Consequently, some big names were breaking ground themselves. Arosa Capital Management, managed by Till Bechtolsheimer, established the most valuable position in Blink Charging Co. (NASDAQ:BLNK). Arosa Capital Management had $6.4 million invested in the company at the end of the quarter. Israel Englander’s Millennium Management also initiated a $0.3 million position during the quarter. The other funds with brand new BLNK positions are Donald Sussman’s Paloma Partners, Bart Baum’s Ionic Capital Management, and Matthew Hulsizer’s PEAK6 Capital Management.
Let’s now take a look at hedge fund activity in other stocks similar to Blink Charging Co. (NASDAQ:BLNK). We will take a look at Seneca Foods Corp (NASDAQ:SENEA), Alpha and Omega Semiconductor Ltd (NASDAQ:AOSL), China Distance Education Hldgs Ltd (NYSE:DL), AMAG Pharmaceuticals, Inc. (NASDAQ:AMAG), Genesco Inc. (NYSE:GCO), Craft Brew Alliance Inc (NASDAQ:BREW), and Precision BioSciences, Inc. (NASDAQ:DTIL). This group of stocks’ market caps are closest to BLNK’s market cap.

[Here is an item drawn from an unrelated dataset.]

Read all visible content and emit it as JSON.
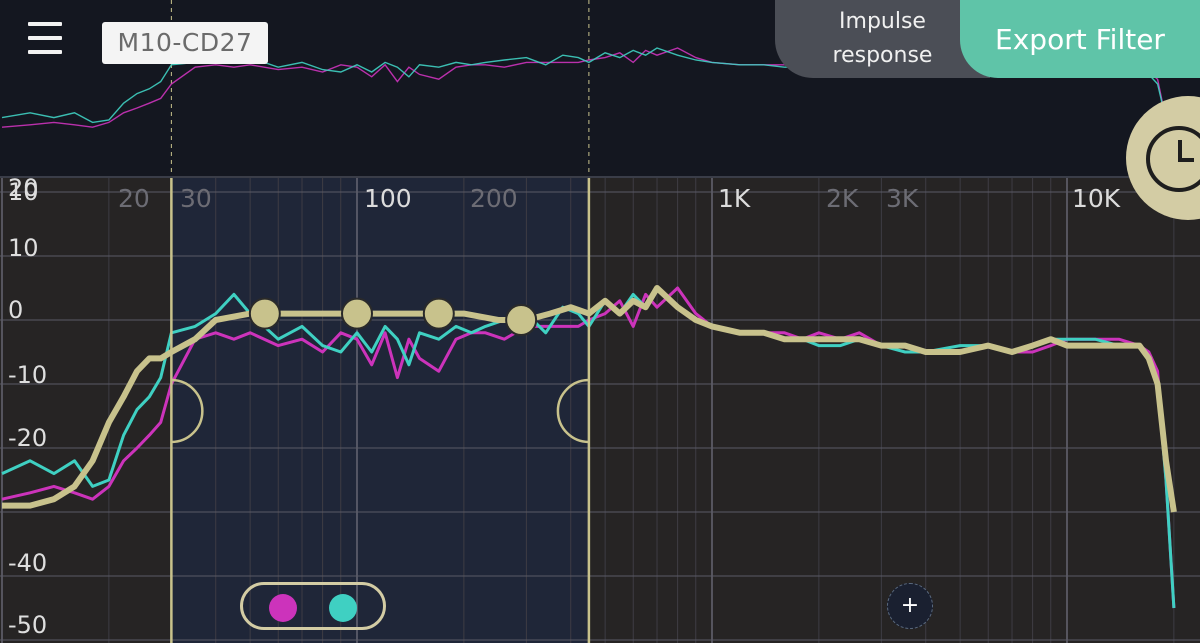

|Ticker||No of HFs with positions||Total Value of HF Positions (x1000)||Change in HF Position|
View table here if you experience formatting issues.
As you can see these stocks had an average of 10.6 hedge funds with bullish positions and the average amount invested in these stocks was $42 million. That figure was $12 million in BLNK’s case. Precision BioSciences, Inc. (NASDAQ:DTIL) is the most popular stock in this table. On the other hand China Distance Education Hldgs Ltd (NYSE:DL) is the least popular one with only 3 bullish hedge fund positions. Blink Charging Co. (NASDAQ:BLNK) is not the least popular stock in this group but hedge fund interest is still below average. Our overall hedge fund sentiment score for BLNK is 47.1. Stocks with higher number of hedge fund positions relative to other stocks as well as relative to their historical range receive a higher sentiment score. Our calculations showed that top 20 most popular stocks among hedge funds returned 41.3% in 2019 and outperformed the S&P 500 ETF (SPY) by 10 percentage points. These stocks gained 30.7% in 2020 through November 27th and still beat the market by 16.1 percentage points. A small number of hedge funds were also right about betting on BLNK as the stock returned 171.6% since the end of the third quarter (through 11/27) and outperformed the market by an even larger margin.